Well she didn't love you. So it wasn't meant to be, now was it?
That's supportive. I was all there for you when you broke up with Rosier. Why are you a bitch now? Don't shit on my broken heart.
I was mad not sad, you're causing a scene.
We're getting out of here NOW. Come on. You need chocolate, alcohol, a good cry, and break up music. We're going to the kitchens then to my room. No objections now move!
What's the count down?
It's the end of the year as we know it and I feel fine! Five months, twenty seven hours, thirty six minutes, fifty one, no two, no three, no four, no five, Argh. Something seconds.
Detailed. Can't wait can you?
You want to blow this join as much as I do don't lie don't deny you want to be Free! Free as a bird. Free bird!
You worry me sometimes, you know that.
I know, I try. And I'm damn good at it too, now ain't I?
Yes, yes you're very good at being absurd. What's the answer to number one?
Aren't you the man who preached about test taking? Oh the hypocrisy and irony.
Shut up and tell me the answer.
No.
Don't make me get drastic.
Fine. B.
It's not a multiple choice question. Try again.
Argh. I hate you some times, you know. Fine. 1942, Thailand declares war on the United States and United Kingdom. Thus landing the muggle world into the lap of the wizarding world. Don't phrase it like that, I did. Happy now?
Ebullient.
Our last note before school's out for summer.
For us school will be out forever.
I'm getting all verclempt.
Why, well still see each other and talk. It isn't the final curtain yet.
I know that, but this is out last note as Hogwarts students, that should mean something. I mean it's a milestone.
Oh good God. You're a sentimental fool, you know that.
One of has to be. You're like a dog, seven years in one, always moving and changing.
Living in the past isn't healthy. Change is good. Accept it.
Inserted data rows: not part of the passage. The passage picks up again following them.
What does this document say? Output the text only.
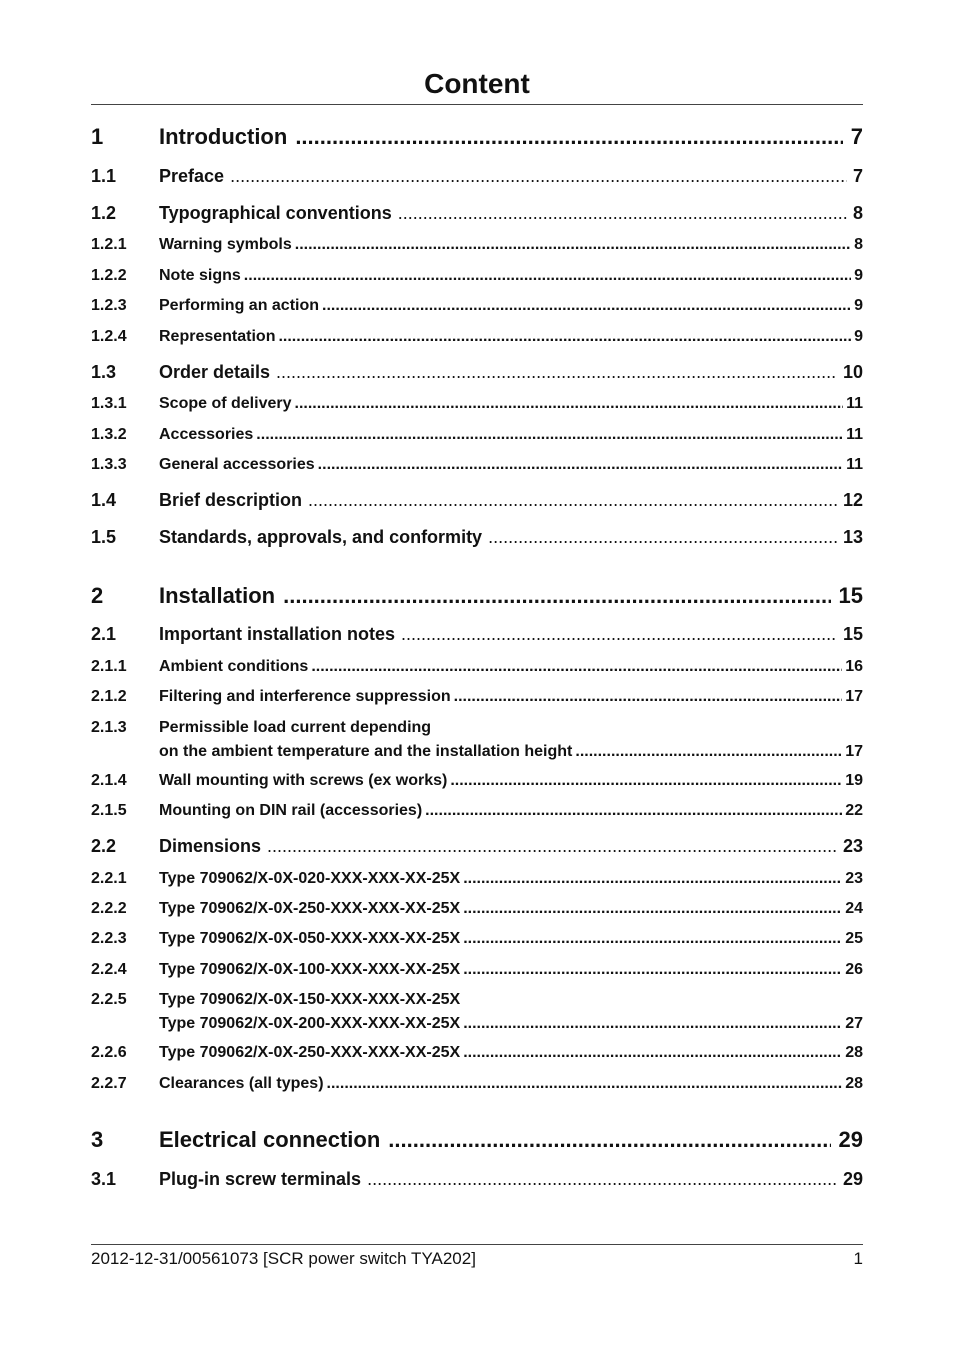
Content
1	Introduction .....	7
1.1 Preface .....	7
1.2 Typographical conventions .....	8
1.2.1 Warning symbols .....	8
1.2.2 Note signs .....	9
1.2.3 Performing an action .....	9
1.2.4 Representation .....	9
1.3 Order details .....	10
1.3.1 Scope of delivery .....	11
1.3.2 Accessories .....	11
1.3.3 General accessories .....	11
1.4 Brief description .....	12
1.5 Standards, approvals, and conformity .....	13
2	Installation .....	15
2.1 Important installation notes .....	15
2.1.1 Ambient conditions .....	16
2.1.2 Filtering and interference suppression .....	17
2.1.3 Permissible load current depending
on the ambient temperature and the installation height .....	17
2.1.4 Wall mounting with screws (ex works) .....	19
2.1.5 Mounting on DIN rail (accessories) .....	22
2.2 Dimensions .....	23
2.2.1 Type 709062/X-0X-020-XXX-XXX-XX-25X .....	23
2.2.2 Type 709062/X-0X-250-XXX-XXX-XX-25X .....	24
2.2.3 Type 709062/X-0X-050-XXX-XXX-XX-25X .....	25
2.2.4 Type 709062/X-0X-100-XXX-XXX-XX-25X .....	26
2.2.5 Type 709062/X-0X-150-XXX-XXX-XX-25X
Type 709062/X-0X-200-XXX-XXX-XX-25X .....	27
2.2.6 Type 709062/X-0X-250-XXX-XXX-XX-25X .....	28
2.2.7 Clearances (all types) .....	28
3	Electrical connection .....	29
3.1 Plug-in screw terminals .....	29
2012-12-31/00561073 [SCR power switch TYA202]	1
I accept change I just keep the past in mind.
Too much in mind.
Cynic.
I love it when we argue.
Why?
You're cute when you're vitriol, almost as cute as when you're confused.
You can't take anything seriously can you? Is nothing sacred?
Thanks to your bad influence. Beer and Pizza. I've always wondered where did you get all your mud blood stuff anyway.
I have an older sister who's a squib. She lives in Iowa, USA.
I didn't know that, I'm sorry.
I've mentioned her before. There's no reason to be sorry about her being a squib, she's still just as loveable, cute, annoying, and fun as if she would be magical.
I guess you're right.
You can bet your ass I am.
A/N: Evelyn. Severus. Lucius. Rosier is the name of a fallen angel (formerly holding the rank of Dominion in the angelic hierarchy). This demon may appear as either a man or a woman, and is a kind of patron devil of tainted love and seduction, especially noted for assuming a human form of great physical beauty, and tempts humans to fall in love, so that they will therefore sin or act foolish. Thanks Wikipedia for the scoop.